Spotting the red flags during hiring
Given the stakes, what can companies do to weed out these imposters before they get inside? It starts with retooling the hiring and vetting process with security in mind. Hiring managers and security teams need to work hand-in-hand when screening remote candidates.
Some red flags are easier to catch than others. One is the profile picture on resumes or LinkedIn. If it looks oddly perfect or slightly unreal, it could be AI-generated (consider running a reverse image search or using AI-detection tools). Another is the employment history: fake workers often claim experience at companies or on projects that no one can quite verify. A thorough reference check can unravel these lies – call up the supposed previous employer directly and confirm that the person actually worked there. Additionally, skills that don’t add up chronologically (like a 22-year-old claiming 8 years of senior engineering experience) should trigger scrutiny. And of course, insistence on fully remote interaction with excuses for why they can’t ever meet in person can be a warning sign in certain roles.

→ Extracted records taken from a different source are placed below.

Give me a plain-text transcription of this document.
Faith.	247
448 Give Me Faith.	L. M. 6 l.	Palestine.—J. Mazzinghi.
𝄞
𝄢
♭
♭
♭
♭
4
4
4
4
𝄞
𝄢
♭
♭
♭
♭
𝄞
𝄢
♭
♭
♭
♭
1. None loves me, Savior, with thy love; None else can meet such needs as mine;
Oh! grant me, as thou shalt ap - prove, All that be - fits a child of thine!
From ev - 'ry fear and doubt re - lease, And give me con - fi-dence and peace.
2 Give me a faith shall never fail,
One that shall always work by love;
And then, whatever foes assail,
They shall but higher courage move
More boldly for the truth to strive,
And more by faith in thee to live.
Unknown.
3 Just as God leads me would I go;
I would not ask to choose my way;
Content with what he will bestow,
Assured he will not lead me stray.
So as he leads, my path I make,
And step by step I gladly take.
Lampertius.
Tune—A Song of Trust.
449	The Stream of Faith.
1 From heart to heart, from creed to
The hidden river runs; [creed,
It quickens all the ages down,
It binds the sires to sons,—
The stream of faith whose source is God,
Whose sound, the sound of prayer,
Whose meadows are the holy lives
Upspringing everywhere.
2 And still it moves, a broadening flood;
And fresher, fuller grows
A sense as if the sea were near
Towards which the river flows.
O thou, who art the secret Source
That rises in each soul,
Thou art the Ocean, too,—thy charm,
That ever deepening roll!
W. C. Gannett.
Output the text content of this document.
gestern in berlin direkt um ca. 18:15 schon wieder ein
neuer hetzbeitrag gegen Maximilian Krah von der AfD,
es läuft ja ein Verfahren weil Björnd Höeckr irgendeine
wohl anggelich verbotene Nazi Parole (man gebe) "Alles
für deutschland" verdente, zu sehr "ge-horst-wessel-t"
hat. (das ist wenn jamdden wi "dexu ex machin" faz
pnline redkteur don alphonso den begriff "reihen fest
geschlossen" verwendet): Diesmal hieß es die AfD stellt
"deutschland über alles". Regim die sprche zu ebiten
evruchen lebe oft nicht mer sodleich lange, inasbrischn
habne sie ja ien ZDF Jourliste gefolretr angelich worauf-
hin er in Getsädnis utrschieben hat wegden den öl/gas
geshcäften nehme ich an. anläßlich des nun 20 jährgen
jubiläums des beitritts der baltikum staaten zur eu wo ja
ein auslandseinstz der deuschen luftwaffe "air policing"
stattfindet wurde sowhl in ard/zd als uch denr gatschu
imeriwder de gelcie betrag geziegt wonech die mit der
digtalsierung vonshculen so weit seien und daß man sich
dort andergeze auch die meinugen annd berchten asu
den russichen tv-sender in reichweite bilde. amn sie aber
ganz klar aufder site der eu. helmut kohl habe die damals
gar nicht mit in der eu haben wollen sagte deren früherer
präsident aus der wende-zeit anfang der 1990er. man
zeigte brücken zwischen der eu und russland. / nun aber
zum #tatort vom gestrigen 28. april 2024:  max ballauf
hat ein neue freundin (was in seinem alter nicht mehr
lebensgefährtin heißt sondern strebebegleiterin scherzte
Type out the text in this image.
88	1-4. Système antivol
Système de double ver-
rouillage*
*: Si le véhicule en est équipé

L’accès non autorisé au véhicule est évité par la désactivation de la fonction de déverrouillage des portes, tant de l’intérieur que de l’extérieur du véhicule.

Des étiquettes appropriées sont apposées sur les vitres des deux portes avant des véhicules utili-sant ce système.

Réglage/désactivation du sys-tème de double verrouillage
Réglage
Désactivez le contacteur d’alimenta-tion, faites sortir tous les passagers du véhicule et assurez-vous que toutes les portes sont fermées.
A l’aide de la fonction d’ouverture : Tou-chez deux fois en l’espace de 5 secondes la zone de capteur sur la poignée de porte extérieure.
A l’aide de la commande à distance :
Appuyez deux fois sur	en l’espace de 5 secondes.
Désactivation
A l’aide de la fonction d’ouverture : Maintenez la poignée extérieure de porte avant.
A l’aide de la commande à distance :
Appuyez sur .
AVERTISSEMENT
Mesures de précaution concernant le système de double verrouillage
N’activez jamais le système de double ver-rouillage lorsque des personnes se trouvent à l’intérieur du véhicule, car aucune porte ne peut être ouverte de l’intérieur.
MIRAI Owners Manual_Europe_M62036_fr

During interviews, companies should not shy away from requiring candidates to show their face on video and present ID early in the process. The FBI explicitly recommends video interviews as a baseline for remote hires.
But don’t stop at just a casual FaceTime: consider a more deliberate identity verification step. Document authenticity checks and facial matching can catch a fraud using someone else’s ID before they’re hired.
How document and identity proofing with ID Dataweb reduces shadow worker risk
Shadow workers thrive on weak identity proofing and risk mitigation. They exploit the gaps between a résumé and a real person. ID Dataweb closes that gap with a multilayered approach to identity proofing:
- Instant document authentication. Candidates photograph a government-issued ID, which is scanned for tampering, expiration, and country-specific security features in real time.
- Biometric face-to-document matching. BioGovID prompts the applicant to take a short selfie video. Liveness detection rules out deepfakes; facial comparison links the live image to the ID photo and flags any mismatch across 120 + countries.
- Device and phone possession checks. MobileMatch ties the asserted identity to a real mobile-carrier record and verifies one-time passcode delivery to the same device, proving the person controls the phone number.
- Risk-adaptive orchestration. ID Dataweb’s policy engine watches for TOR traffic, unusual IP shifts, or remote-desktop artifacts. When something feels off—say, a new laptop suddenly logs in from Moscow at 3 a.m.—the workflow steps up to an extra proofing challenge automatically.
Continuous reverification can be scheduled around key risk moments like first code commit, privilege escalation, or invoice approval so that a stolen session token doesn’t turn into six months of undetected access.
The result: recruiters can still hire fast, but only real people with real identities make it through security steps.